A decent earnings report helped overcome a troubled global macro outlook. Ad revenues came in better-than-expected, but a quickly weakening consumer will remain a big concern. Boeing Headline misses, but better-than-expected cash flow numbers were positive for shares. Getting the 787 back into production and for the 737 Max certified for China. Meta later today. Wall Street is hoping for Meta to be a value play here as it struggles to hold onto the title of being a mega-cap tech stock.
Crude prices rallied after US inventories posted a larger-than-expected draw and on dwindling expectations for a revival of the Iran nuclear deal. Oil would have rallied more if expectations weren’t so high for Saudi Arabia to raise September prices to Asian buyers. Any risk of demand destruction will prevent oil from mustering up a major rally. Oil looks like it is heading for back-to-back monthly price declines.
White House Middle East coordinator Brett McGurk reportedly said it’s “highly unlikely” that the 2015 nuclear deal with Iran will be revived in the near future.
The oil inventory report mostly confirmed how tight the oil market is and will likely remain. US production rallied above the 12 million bpd level, but that was offset by record crude exports and improving gasoline demand. US production rose 200k bpd to 12.1 million bpd, which is the highest level since April 2020.
Oil held onto earlier gains after the FOMC statement highlighted a weakening economy as spending and production have softened. It looks like the Fed is locked into delivering more rate hikes and that will continue to weigh on economic activity and lead to softer crude demand going forward.
Today was a big day for gold. This FOMC decision should help convince much of Wall Street that a peak in Treasury yields (10-year) is in place. The Fed remains committed to fighting inflation and the market is getting very close to pricing in peak tightening.
Gold looks like it could continue to stabilize now that Wall Street is starting to become convinced that we might only need to see three more FOMC rate hikes before they are done.
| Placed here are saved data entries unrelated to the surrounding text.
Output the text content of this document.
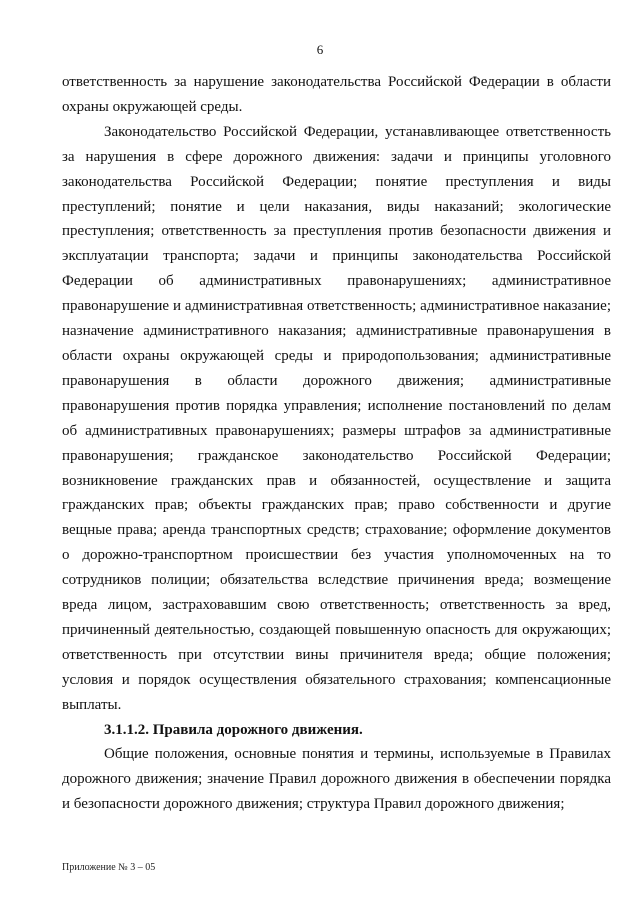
6

ответственность за нарушение законодательства Российской Федерации в области охраны окружающей среды.

Законодательство Российской Федерации, устанавливающее ответственность за нарушения в сфере дорожного движения: задачи и принципы уголовного законодательства Российской Федерации; понятие преступления и виды преступлений; понятие и цели наказания, виды наказаний; экологические преступления; ответственность за преступления против безопасности движения и эксплуатации транспорта; задачи и принципы законодательства Российской Федерации об административных правонарушениях; административное правонарушение и административная ответственность; административное наказание; назначение административного наказания; административные правонарушения в области охраны окружающей среды и природопользования; административные правонарушения в области дорожного движения; административные правонарушения против порядка управления; исполнение постановлений по делам об административных правонарушениях; размеры штрафов за административные правонарушения; гражданское законодательство Российской Федерации; возникновение гражданских прав и обязанностей, осуществление и защита гражданских прав; объекты гражданских прав; право собственности и другие вещные права; аренда транспортных средств; страхование; оформление документов о дорожно-транспортном происшествии без участия уполномоченных на то сотрудников полиции; обязательства вследствие причинения вреда; возмещение вреда лицом, застраховавшим свою ответственность; ответственность за вред, причиненный деятельностью, создающей повышенную опасность для окружающих; ответственность при отсутствии вины причинителя вреда; общие положения; условия и порядок осуществления обязательного страхования; компенсационные выплаты.

3.1.1.2. Правила дорожного движения.

Общие положения, основные понятия и термины, используемые в Правилах дорожного движения; значение Правил дорожного движения в обеспечении порядка и безопасности дорожного движения; структура Правил дорожного движения;

Приложение № 3 – 05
Until inflation shows further signs of easing, gold will struggle to deliver a major breakout higher.
It has been over a week since my call that ‘crypto winter’ could be over, and the criticism is starting to ease. With a good part of Wall Street still expecting a retest of the June stock market lows, it seems difficult to envision a different fate for crypto, but that could be possible.
Given the outperformance by the tech stocks, it should not come as a surprise that crypto has been stabilizing. The crypto trade could be evolving here as a peak in yields seems like it is in place. The news cycle has not really been positive for crypto markets (Thank you Coinbase and growing risk a harsher regulation), but if prices can continue to hover above the USD 20,000 level, that might be enough to dissuade the sellers.
The FOMC decision provided optimism that the end of tightening is in sight and that triggered a nice rally for risky assets that helped elevate cryptos.